Ansicht von Dateianhängen

So gibt es beispielsweise eine Reihe von Problemen mit der Ansicht von Dateianhängen, weil bestimmte Dateiformate überhaupt nicht unterstützt werden. Hinzu kommen viele kleinere Bugs, weil beispielsweise bestimmte Felder in Dialogfeldern nicht korrekt angezeigt werden oder Tastenkombinationen nicht so arbeiten wie gewohnt.
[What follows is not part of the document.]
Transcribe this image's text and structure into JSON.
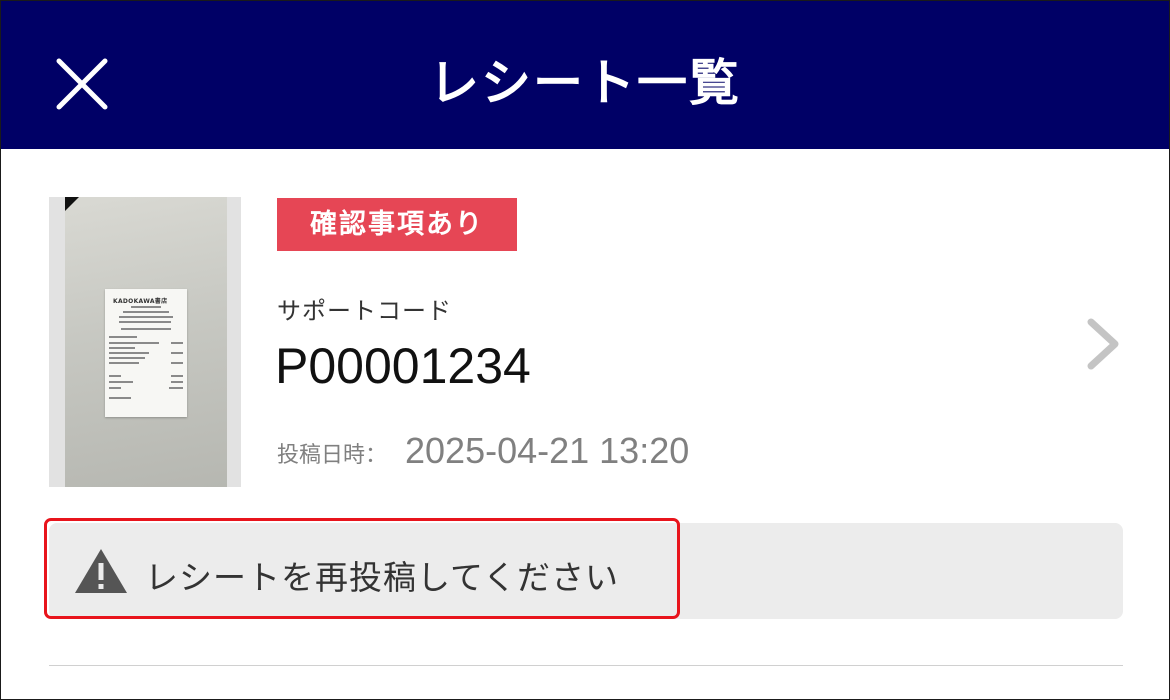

Wenig überraschend ist, dass auch der Domino Designer und der Domino Administrator noch nicht unter Linux unterstützt werden. Lotus hat sich zunächst auf die Portierung des Clients konzentriert.

Ob man gleich auf den Lotus Notes Client for Linux umstellt, muss man daher genau überlegen. Faktisch ist es das erste Release mit den entsprechenden Kinderkrankheiten. Wenn es nicht konkrete Anforderungen aus Projekten erforderlich machen, eine schnelle Umstellung durchzuführen, sollte man sich wohl zumindest bis zum nächsten Zwischenrelease primär auf die Evaluation des Produkts konzentrieren.

Lizenzierung
Da es sich beim Lotus Notes Client for Linux „nur“ um eine weitere unterstützte Plattform und kein vollständig neues Release handelt, ist das Produkt ohne zusätzliche Lizenzkosten erhältlich und kann anstelle der Windows- oder Macintosh-Clients eingesetzt werden.